Scott has been sending me some good stuff on data centers — let’s take a look. First, Maine is about to ban the construction of new, big data centers until November, 2027:
Maine has some of the country’s highest residential electricity prices, and elected officials are concerned that a surge in data-center power demand might further inflate costs. The AI build-out is driving up electricity costs for consumers in some parts of the country, and at the same time generating large tax revenues for local governments that continue to court developers.
[…]
“I think Maine is the canary in the coal mine,” said Anirban Basu, chief economist for the Associated Builders and Contractors, a construction trade group that counts members who work on data centers. “Maine will be the first of many states to have such moratoria.”
Legislators have introduced measures to temporarily ban or restrict data centers in New York, South Carolina, Oklahoma and other states. In Ohio, one of the top states for data-center development, a group of rural activists is collecting signatures to put a statewide ban of large data centers on a November ballot.
Many other municipalities and counties, especially small ones in Michigan and Indiana, already have imposed their own temporary pauses. Denver and Detroit are among major cities considering such bans.
Data-center developers are growing increasingly wary of community and political opposition as they hunt for powered land across the country. Proposed local laws restricting data centers are “a red flag,” said Tracey Hyatt Bosman, a site selection consultant at BLS & Co. who works with data-center developers. “They do limit where we are looking,” she said.
Scott also highlighted this election result:
FESTUS, Mo. – Major changes are coming to the Festus City Council after all four incumbents on the ballot were defeated in Tuesday’s municipal election.
Election officials said the voter turnout in Festus Tuesday was higher than other places in Jefferson County. A controversial data center plan recently approved by the Festus City Council was a motivator for some voters heading to the polls. The council approved the project by a 6-2 vote on March 30.
[…]
The result was that all four Festus councilmembers seeking reelection lost their races to challengers by wide margins. Three of the four incumbents voted yes in March on the data center plan.
Not everybody opposes data centers — just up the road from where I’m sitting, Laramie County (Cheyenne) Wyoming has approved a 2.7 gigawatt data center which will consume three times the power consumed by the entire state of Wyoming. That’s a jaw-dropping amount of power.
Honest polling on data centers (i.e., not the polling done by hack David Shor) shows that they have a negative effect on the environment, home costs and quality of life. (That’s a Pew poll.) Even a Politico poll, which I have to assume was paid for by donors, shows that people won’t tolerate more than a $25/month increase in their electric bills as a result of data centers.
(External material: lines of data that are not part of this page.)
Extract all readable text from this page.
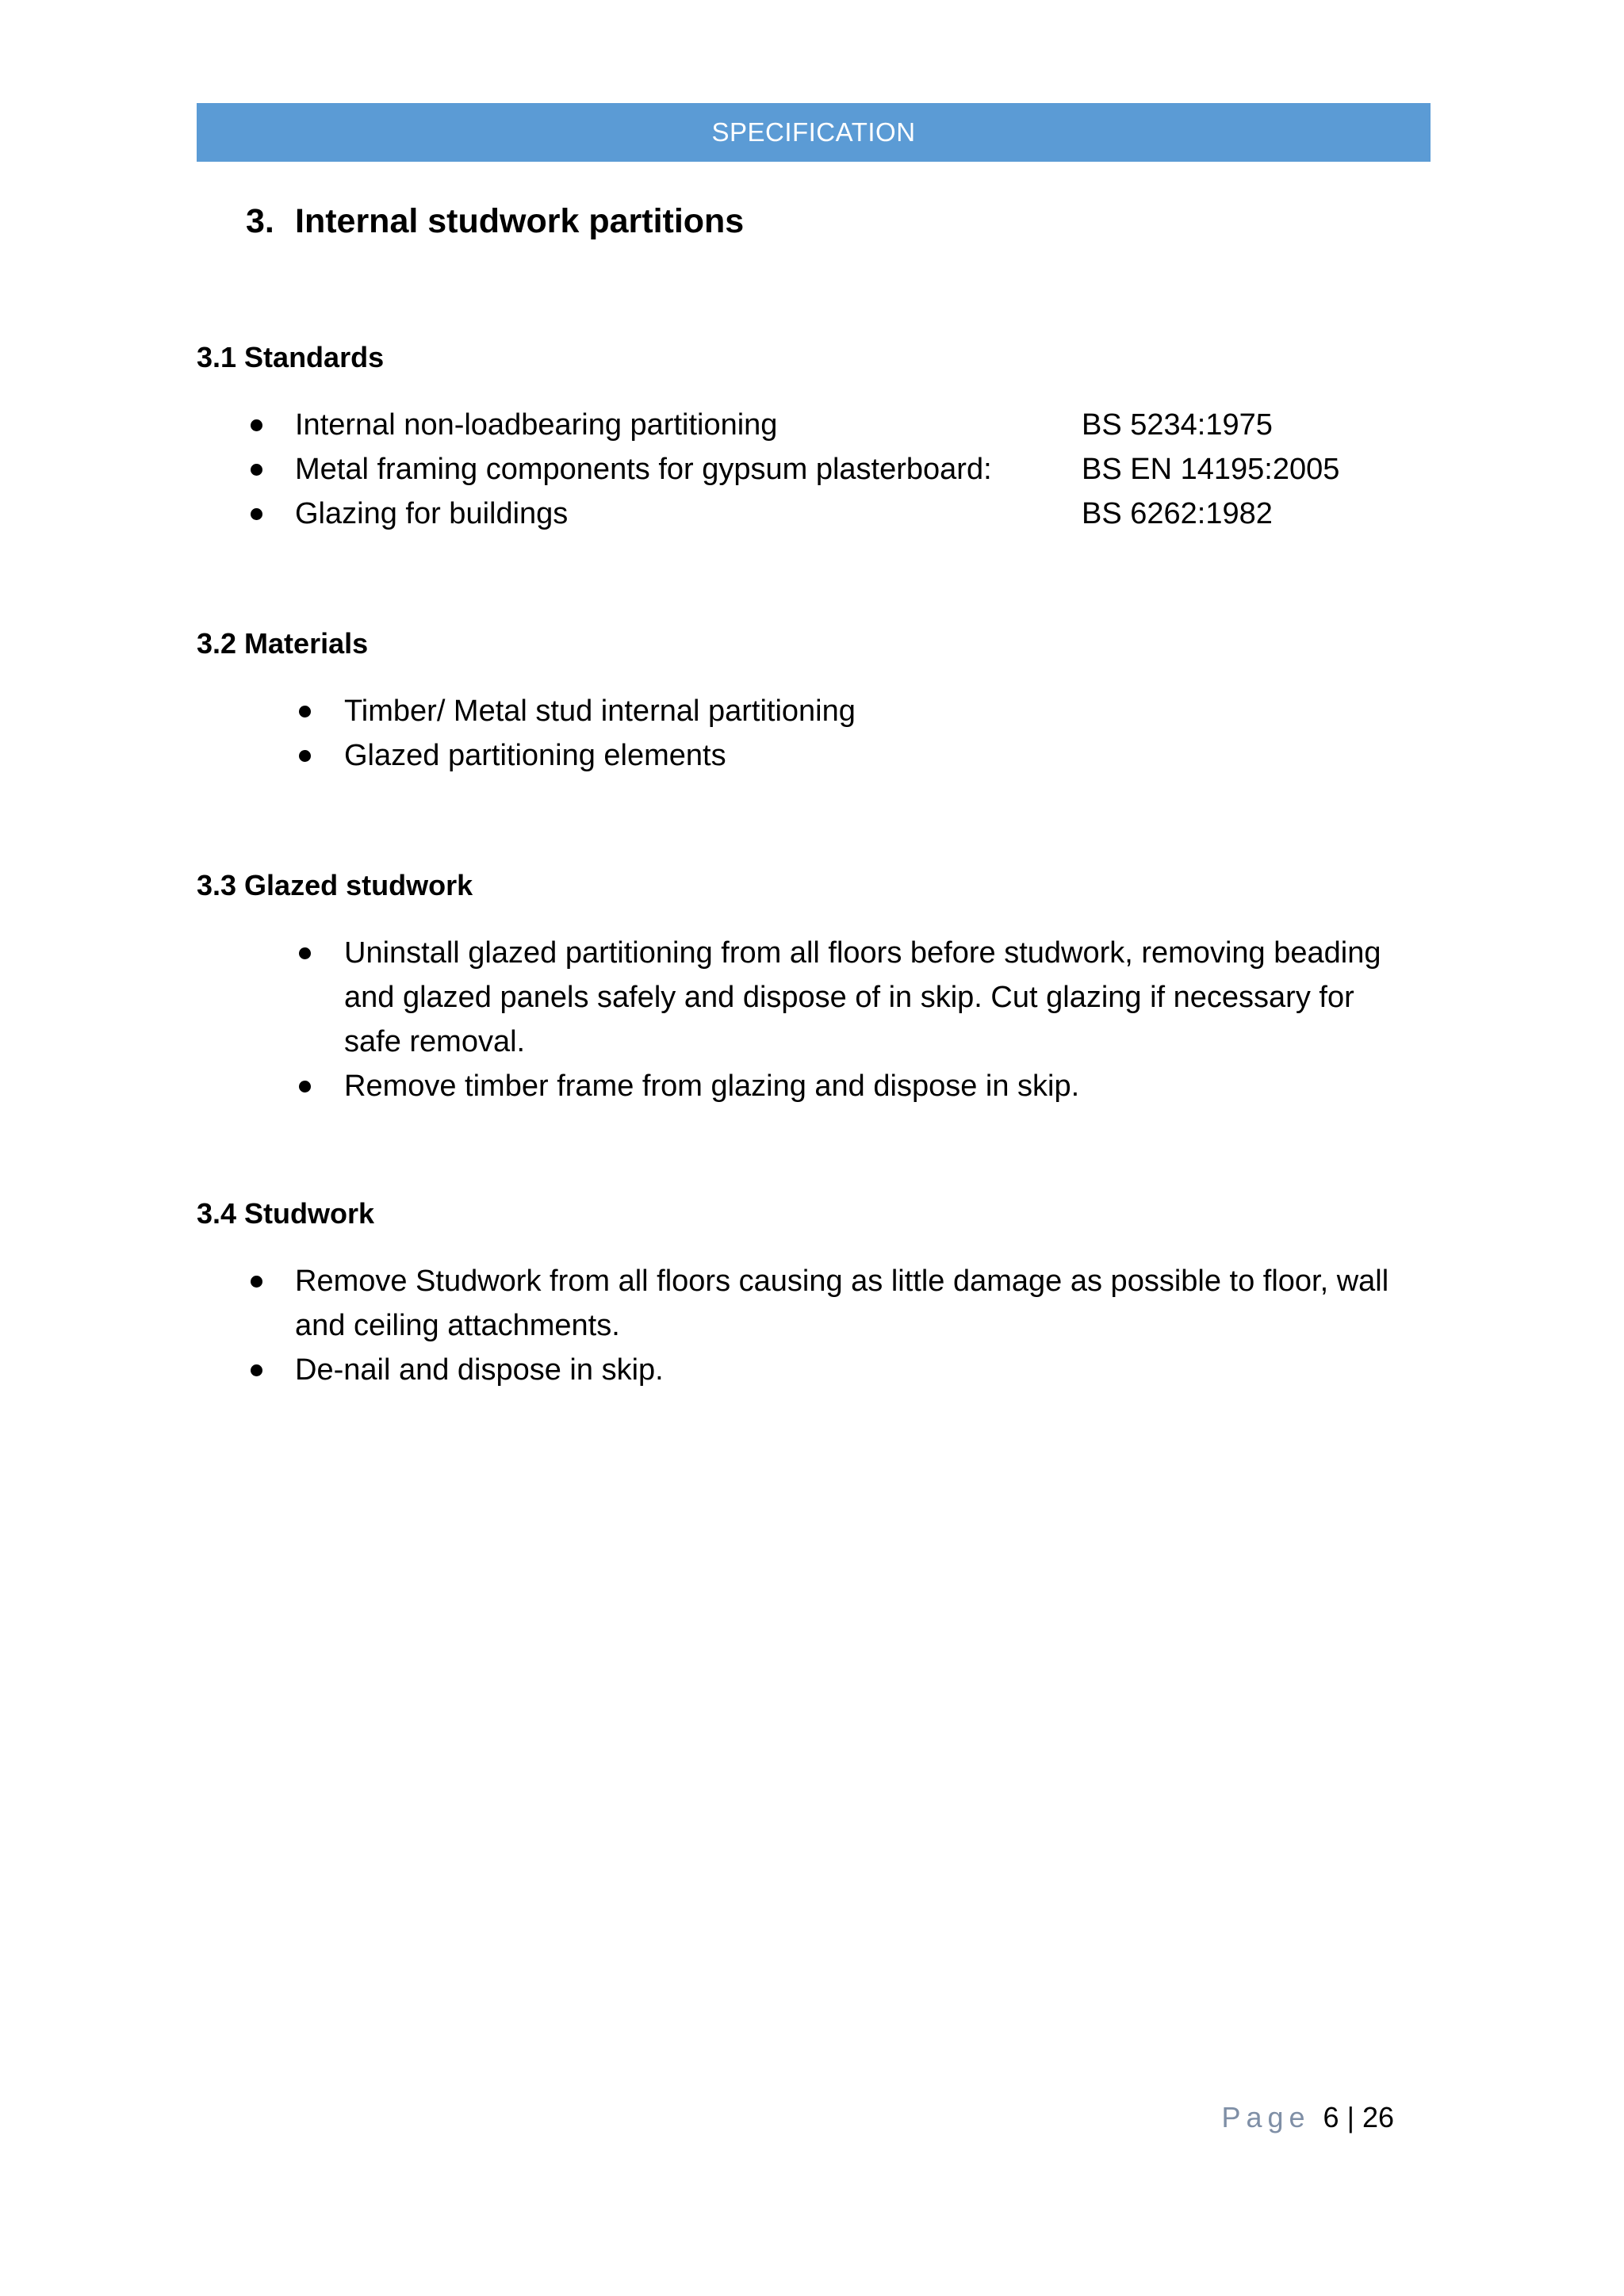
SPECIFICATION
3. Internal studwork partitions
3.1 Standards
Internal non-loadbearing partitioning	BS 5234:1975
Metal framing components for gypsum plasterboard:	BS EN 14195:2005
Glazing for buildings	BS 6262:1982
3.2 Materials
Timber/ Metal stud internal partitioning
Glazed partitioning elements
3.3 Glazed studwork
Uninstall glazed partitioning from all floors before studwork, removing beading and glazed panels safely and dispose of in skip. Cut glazing if necessary for safe removal.
Remove timber frame from glazing and dispose in skip.
3.4 Studwork
Remove Studwork from all floors causing as little damage as possible to floor, wall and ceiling attachments.
De-nail and dispose in skip.
Page 6 | 26
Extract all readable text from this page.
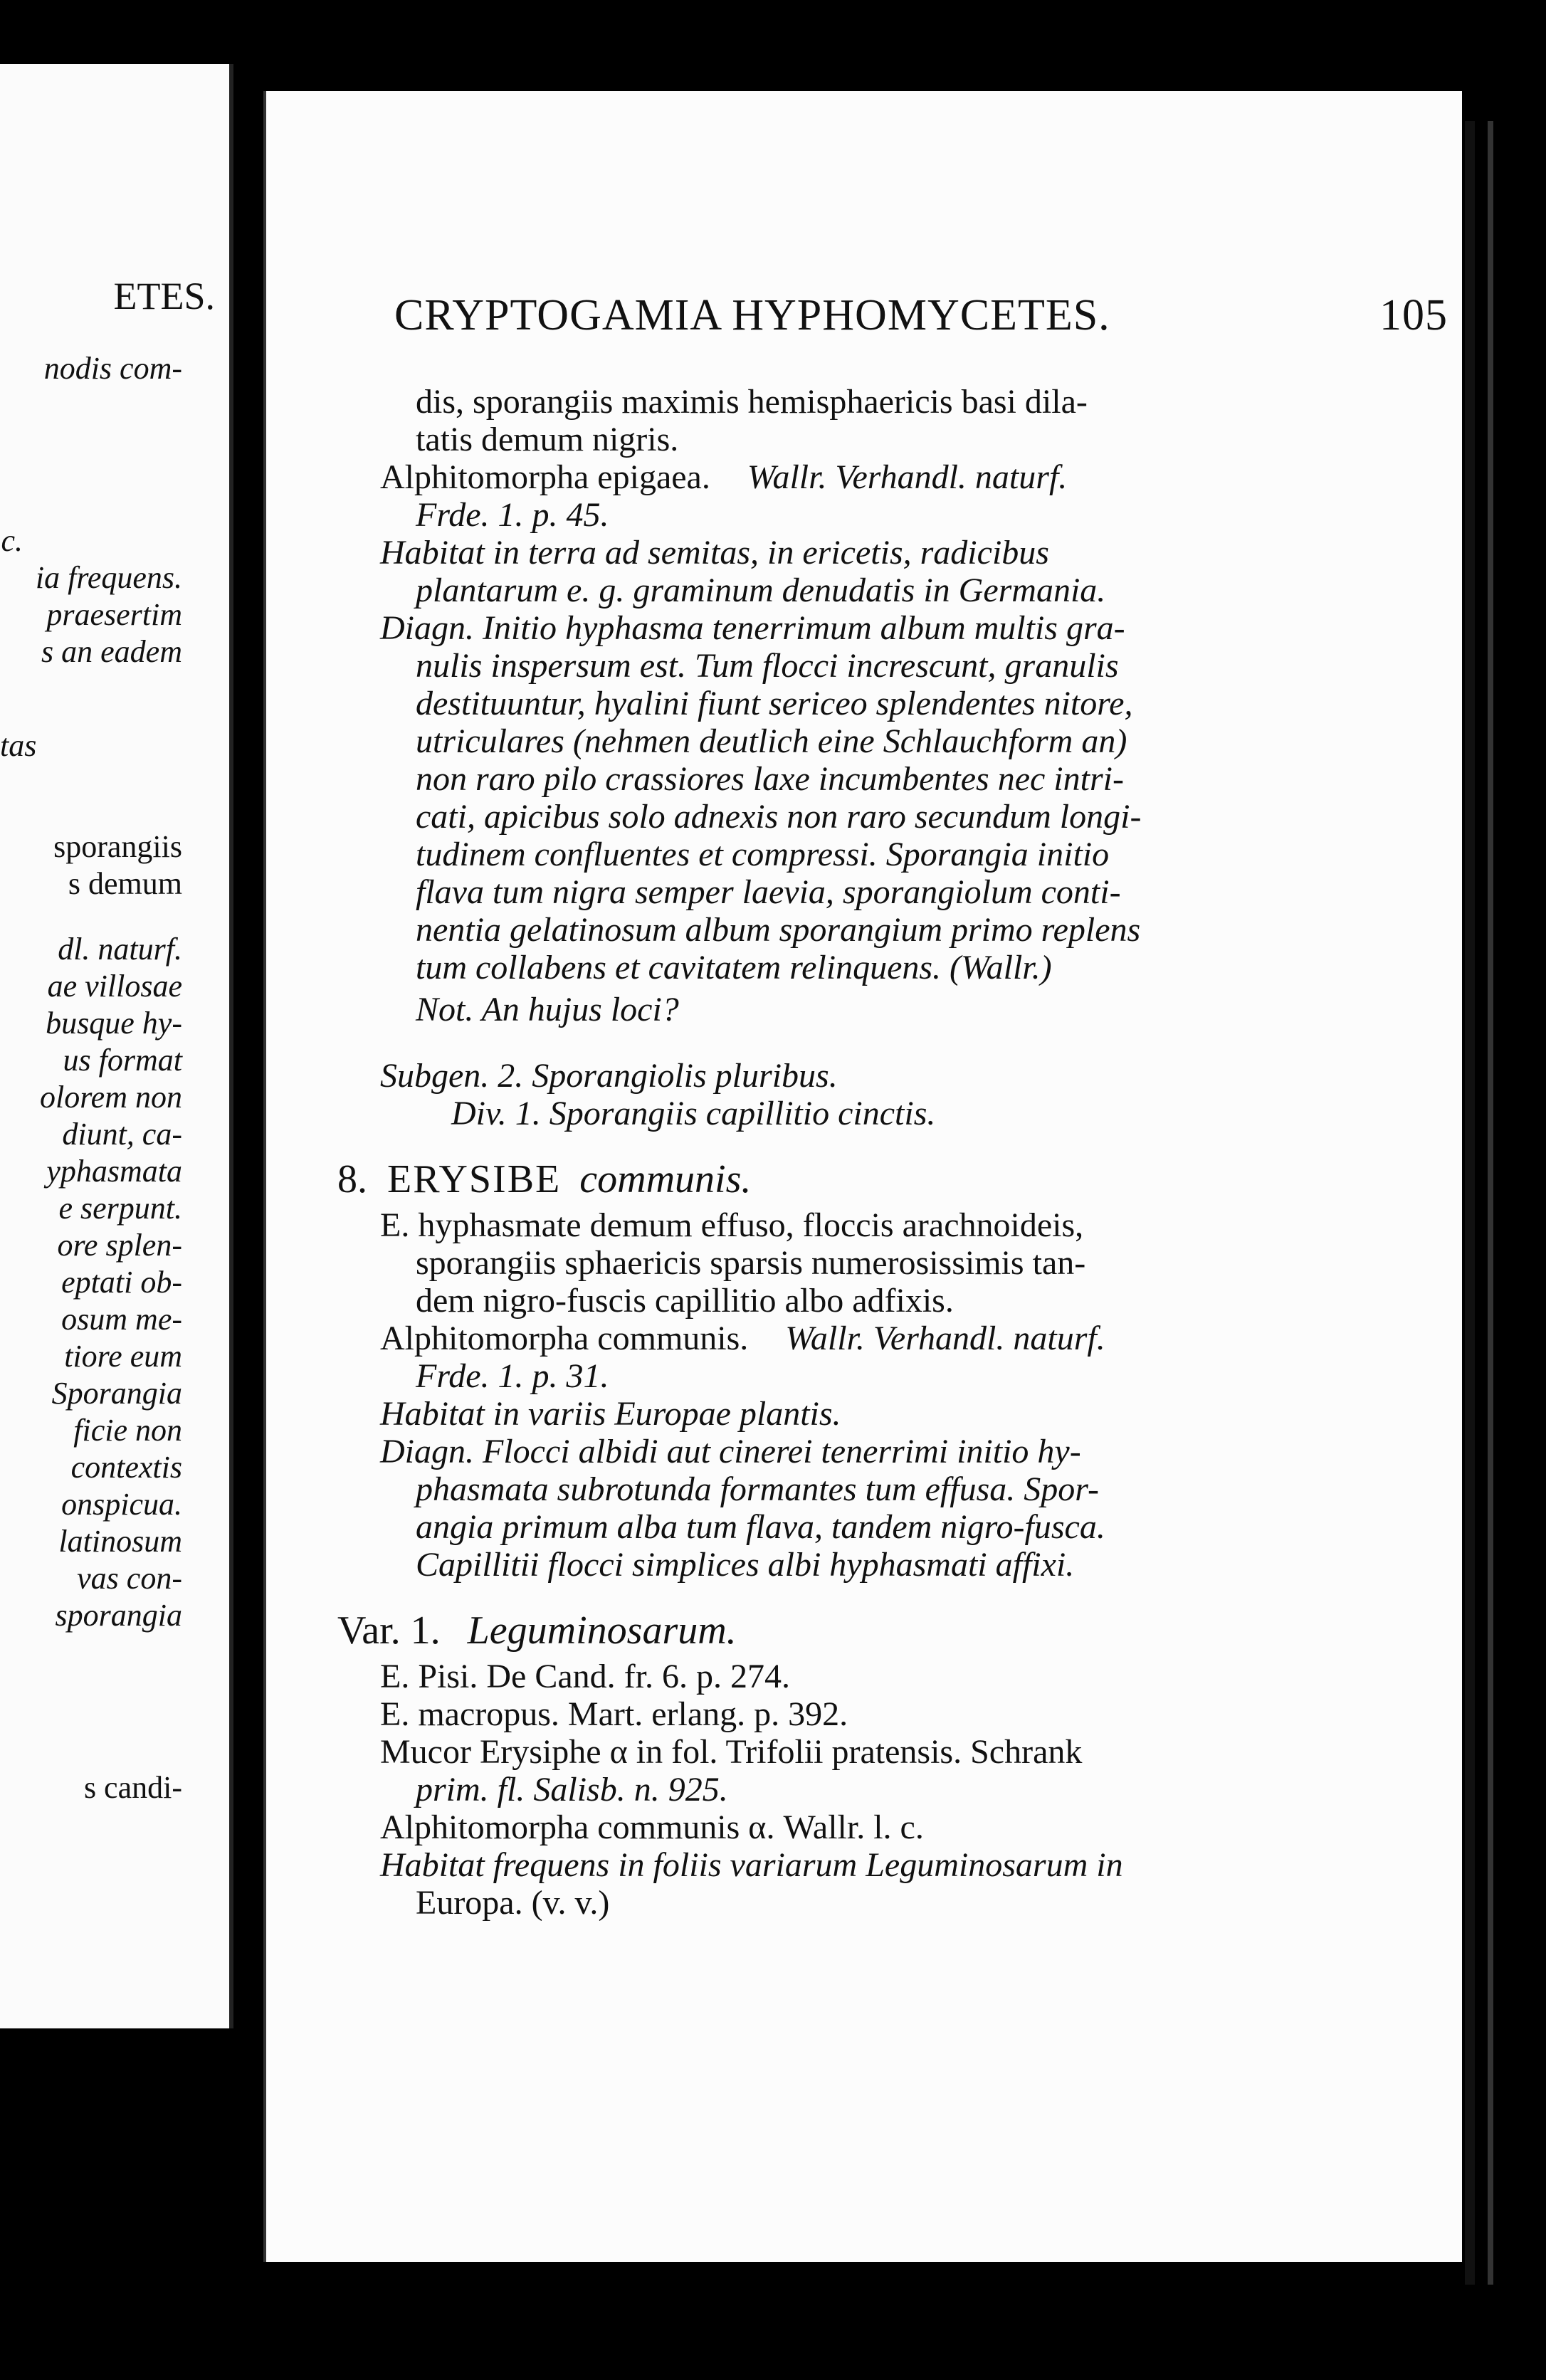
ETES.
nodis com-
c.
ia frequens.
praesertim
s an eadem
tas
sporangiis
s demum
dl. naturf.
ae villosae
busque hy-
us format
olorem non
diunt, ca-
yphasmata
e serpunt.
ore splen-
eptati ob-
osum me-
tiore eum
Sporangia
ficie non
contextis
onspicua.
latinosum
vas con-
sporangia
s candi-
CRYPTOGAMIA HYPHOMYCETES.	105
dis, sporangiis maximis hemisphaericis basi dila-
tatis demum nigris.
Alphitomorpha epigaea. Wallr. Verhandl. naturf.
Frde. 1. p. 45.
Habitat in terra ad semitas, in ericetis, radicibus
plantarum e. g. graminum denudatis in Germania.
Diagn. Initio hyphasma tenerrimum album multis gra-
nulis inspersum est. Tum flocci increscunt, granulis
destituuntur, hyalini fiunt sericeo splendentes nitore,
utriculares (nehmen deutlich eine Schlauchform an)
non raro pilo crassiores laxe incumbentes nec intri-
cati, apicibus solo adnexis non raro secundum longi-
tudinem confluentes et compressi. Sporangia initio
flava tum nigra semper laevia, sporangiolum conti-
nentia gelatinosum album sporangium primo replens
tum collabens et cavitatem relinquens. (Wallr.)
Not. An hujus loci?
Subgen. 2. Sporangiolis pluribus.
Div. 1. Sporangiis capillitio cinctis.
8. ERYSIBE communis.
E. hyphasmate demum effuso, floccis arachnoideis,
sporangiis sphaericis sparsis numerosissimis tan-
dem nigro-fuscis capillitio albo adfixis.
Alphitomorpha communis. Wallr. Verhandl. naturf.
Frde. 1. p. 31.
Habitat in variis Europae plantis.
Diagn. Flocci albidi aut cinerei tenerrimi initio hy-
phasmata subrotunda formantes tum effusa. Spor-
angia primum alba tum flava, tandem nigro-fusca.
Capillitii flocci simplices albi hyphasmati affixi.
Var. 1. Leguminosarum.
E. Pisi. De Cand. fr. 6. p. 274.
E. macropus. Mart. erlang. p. 392.
Mucor Erysiphe α in fol. Trifolii pratensis. Schrank
prim. fl. Salisb. n. 925.
Alphitomorpha communis α. Wallr. l. c.
Habitat frequens in foliis variarum Leguminosarum in
Europa. (v. v.)
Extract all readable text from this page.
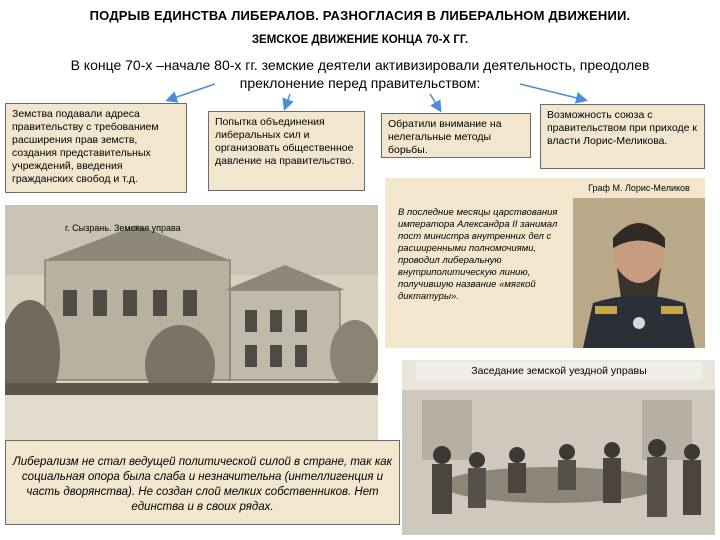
ПОДРЫВ ЕДИНСТВА ЛИБЕРАЛОВ. РАЗНОГЛАСИЯ В ЛИБЕРАЛЬНОМ ДВИЖЕНИИ.
ЗЕМСКОЕ ДВИЖЕНИЕ КОНЦА 70-Х ГГ.
В конце 70-х –начале 80-х гг. земские деятели активизировали деятельность, преодолев преклонение перед правительством:
Земства подавали адреса правительству с требованием расширения прав земств, создания представительных учреждений, введения гражданских свобод и т.д.
Попытка объединения либеральных сил и организовать общественное давление на правительство.
Обратили внимание на нелегальные методы борьбы.
Возможность союза с правительством при приходе к власти Лорис-Меликова.
г. Сызрань. Земская управа
Граф М. Лорис-Меликов
В последние месяцы царствования императора Александра II занимал пост министра внутренних дел с расширенными полномочиями, проводил либеральную внутриполитическую линию, получившую название «мягкой диктатуры».
Заседание земской уездной управы
Либерализм не стал ведущей политической силой в стране, так как социальная опора была слаба и незначительна (интеллигенция и часть дворянства). Не создан слой мелких собственников. Нет единства и в своих рядах.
As a Computer Science guy, I would be very surprised if AI can’t be made far more efficient. The history of Computer Science is full of optimizations that can yield order of magnitude improvements in efficiency. Plus, the race to lock people into an AI provider means that a ton of AI “cycles” (work) are being wasted by, for example, Google grinding through all my mail and providing AI suggestions that I ignore. When people actually pay for AI, they’re going to be far more choosy about what they spend their money on.
AI companies are spectacularly unprofitable:
Spending on AI training will be staggering. In 2028, OpenAI projects spending $121 billion on computing power for its AI research. The estimate for 2029 is slightly higher, before AI model training costs dip back below $100 million in 2030. (This year, for perspective, the company expects to spend just over $25 billion on AI model training.)
Anthropic’s totals are smaller but still climb steadily, surpassing $30 billion in 2029.
These losses come despite an expected surge in revenue at both companies. OpenAI’s revenue is projected to nearly double annually, reaching roughly $275 billion in 2030. Anthropic expects to approach $150 billion in 2029.
All of the AI companies are betting that they will have paying customers, but at this moment, I wouldn’t take that bet. What are people really going to be willing to pay for AI? Will Google bundle in enough ads with Gemini (their AI) to let it be “free” to everyone, just as they have with Gmail, Voice and their other free services?
The tech companies have all gotten into bed with Republicans. Datacenters are, on the whole, unpopular. Democrats should be opposing these monstrosities, especially because it’s almost certain that way, way too many of them will be built.